Egypt and the UAE have given public support for the reconciliation process, although diplomatic sources say the Emirates has been reluctant to compromise.

However, a statement by the UAE’s Minister of State for Foreign Affairs Anwar Gargash said the GCC is “headed in the right direction”.

“We stand before a historic summit in Al-Ula, through which we restore our Gulf cohesion and ensure that security, stability and prosperity is our top priority,” he said in a Twitter post.

On the other hand, Bahrain has repeatedly clashed with Qatar over the enforcement of maritime boundaries, with several incidents in recent months that have seen the Qatari coastguard intercept Bahraini vessels.

In a letter to the United Nations Security Council, Qatar alleged that Bahrain flew four of its fighter jets over Qatar’s territorial waters on December 9.

In its own letter to the UN, Manama denied it breached Qatari airspace during what it described as a routine exercise in Saudi Arabian and Bahraini territory.

Bahrain is acting as “a proxy”, said Andreas Krieg, an assistant professor at King’s College London. “While the UAE and Saudi feel pressure to fall in line with US pressure, they can use Bahrain as a disruptor to continuously show their discontent with Qatar.”

Egypt has also been invited to attend the summit.

Qatar’s leader attends the summit

Qatar’s Emir Sheikh Tamim bin Hamad Al Thani has not attended GCC summits since the blockade on his country began in June 2017 [File: Murat Cetinmuhurdar/Turkish Presidential Press Service/AFP]
Despite being invited on each occasion, Qatar’s Emir Sheikh Tamim bin Hamad Al Thani has not attended a GCC summit since the crisis began in 2017, choosing instead to send diplomats and officials in his place.

However, Qatar’s Government Communications Office (GCO) confirmed late on Monday that Sheikh Tamim will attend the GCC summit on Tuesday.

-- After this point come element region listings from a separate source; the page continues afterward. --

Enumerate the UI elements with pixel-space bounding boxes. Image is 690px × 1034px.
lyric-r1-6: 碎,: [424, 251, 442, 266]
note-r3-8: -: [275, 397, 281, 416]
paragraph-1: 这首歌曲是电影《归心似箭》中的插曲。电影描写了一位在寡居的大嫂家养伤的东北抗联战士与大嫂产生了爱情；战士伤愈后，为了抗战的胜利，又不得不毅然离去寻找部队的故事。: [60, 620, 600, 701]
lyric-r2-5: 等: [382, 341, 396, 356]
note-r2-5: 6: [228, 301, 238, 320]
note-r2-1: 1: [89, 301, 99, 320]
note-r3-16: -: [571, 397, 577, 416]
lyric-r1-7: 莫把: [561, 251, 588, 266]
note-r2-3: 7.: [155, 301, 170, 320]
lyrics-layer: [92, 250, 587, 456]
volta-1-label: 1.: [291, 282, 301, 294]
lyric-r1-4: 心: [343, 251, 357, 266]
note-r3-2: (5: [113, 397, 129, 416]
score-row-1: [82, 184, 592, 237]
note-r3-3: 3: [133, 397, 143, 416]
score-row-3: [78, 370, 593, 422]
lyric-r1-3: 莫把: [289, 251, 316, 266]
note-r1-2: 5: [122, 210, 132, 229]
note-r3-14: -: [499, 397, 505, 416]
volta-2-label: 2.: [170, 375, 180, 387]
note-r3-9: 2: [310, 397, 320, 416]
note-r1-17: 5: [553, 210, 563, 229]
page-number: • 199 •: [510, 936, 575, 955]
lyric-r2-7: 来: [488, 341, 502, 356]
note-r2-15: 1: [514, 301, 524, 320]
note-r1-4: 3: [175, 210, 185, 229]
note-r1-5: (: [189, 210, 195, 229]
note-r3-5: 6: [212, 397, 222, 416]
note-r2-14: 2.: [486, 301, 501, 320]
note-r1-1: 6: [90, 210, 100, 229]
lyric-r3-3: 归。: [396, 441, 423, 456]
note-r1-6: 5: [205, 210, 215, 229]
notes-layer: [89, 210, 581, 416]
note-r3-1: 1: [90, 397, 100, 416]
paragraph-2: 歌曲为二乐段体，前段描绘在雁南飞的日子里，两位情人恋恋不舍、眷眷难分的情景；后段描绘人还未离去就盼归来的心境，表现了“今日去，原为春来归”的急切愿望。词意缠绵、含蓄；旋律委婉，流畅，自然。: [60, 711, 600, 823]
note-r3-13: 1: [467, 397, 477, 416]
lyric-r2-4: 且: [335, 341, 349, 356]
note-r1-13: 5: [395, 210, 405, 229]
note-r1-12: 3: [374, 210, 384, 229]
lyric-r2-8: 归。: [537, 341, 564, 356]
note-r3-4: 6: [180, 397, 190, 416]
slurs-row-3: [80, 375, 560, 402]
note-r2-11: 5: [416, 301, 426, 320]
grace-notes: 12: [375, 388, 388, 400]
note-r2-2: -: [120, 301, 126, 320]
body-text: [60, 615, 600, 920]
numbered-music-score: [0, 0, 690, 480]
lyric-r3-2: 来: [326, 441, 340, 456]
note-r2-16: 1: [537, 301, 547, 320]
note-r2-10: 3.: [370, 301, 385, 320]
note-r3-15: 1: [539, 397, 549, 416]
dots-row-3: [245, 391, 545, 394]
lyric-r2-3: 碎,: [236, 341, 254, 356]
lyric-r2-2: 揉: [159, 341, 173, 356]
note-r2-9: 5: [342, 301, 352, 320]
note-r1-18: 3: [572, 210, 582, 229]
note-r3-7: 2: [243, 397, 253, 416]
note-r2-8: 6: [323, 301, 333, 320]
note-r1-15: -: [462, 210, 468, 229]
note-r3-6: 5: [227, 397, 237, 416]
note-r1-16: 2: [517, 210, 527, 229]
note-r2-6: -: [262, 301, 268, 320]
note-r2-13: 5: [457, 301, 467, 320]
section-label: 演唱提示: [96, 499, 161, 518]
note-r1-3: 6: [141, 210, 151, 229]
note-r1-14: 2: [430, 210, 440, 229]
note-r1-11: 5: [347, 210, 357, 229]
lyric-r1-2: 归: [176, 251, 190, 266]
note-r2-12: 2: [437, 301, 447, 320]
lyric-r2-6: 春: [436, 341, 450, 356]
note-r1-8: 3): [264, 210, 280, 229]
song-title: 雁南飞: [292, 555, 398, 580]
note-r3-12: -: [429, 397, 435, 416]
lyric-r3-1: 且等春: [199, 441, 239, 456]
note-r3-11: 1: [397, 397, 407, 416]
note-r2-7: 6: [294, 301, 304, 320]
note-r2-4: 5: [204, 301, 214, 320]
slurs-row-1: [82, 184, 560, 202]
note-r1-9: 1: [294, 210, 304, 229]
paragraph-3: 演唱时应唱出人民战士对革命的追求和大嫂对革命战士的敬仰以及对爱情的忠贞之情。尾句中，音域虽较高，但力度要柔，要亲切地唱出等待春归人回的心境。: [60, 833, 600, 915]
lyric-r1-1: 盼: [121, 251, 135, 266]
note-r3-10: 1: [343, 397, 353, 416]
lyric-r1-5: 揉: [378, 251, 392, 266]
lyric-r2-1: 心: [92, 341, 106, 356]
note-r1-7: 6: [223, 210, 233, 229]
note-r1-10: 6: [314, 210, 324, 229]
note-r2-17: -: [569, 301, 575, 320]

The Qatari leader’s participation signals a significant easing of divisions.

Bahrain will be represented by its crown prince instead of the king at the annual summit and the UAE delegation is headed by the federation’s vice-president, who is also the ruler of Dubai.

What are potential solutions in sight?

UAE’s Gargash tweeted on December 22 that “political and social atmospheres in the Gulf are looking to end the Qatar crisis” but complained about Qatari media – a longstanding grievance in the boycotting countries.

Another issue is the coronavirus pandemic – and the test of whether the GCC countries can truly overcome the setbacks wrought by it as a unified bloc.

The six countries are expected to discuss ways to overcome the effects of COVID-19 and proposals to revive the economies.

“We stress the importance of strengthening all areas of Gulf cooperation … by strengthening and supporting joint action to contribute to restoring economic recovery and growth and returning to normal life to achieve sustainable development goals after the pandemic,” the GCC secretary-general al-Hajraf said.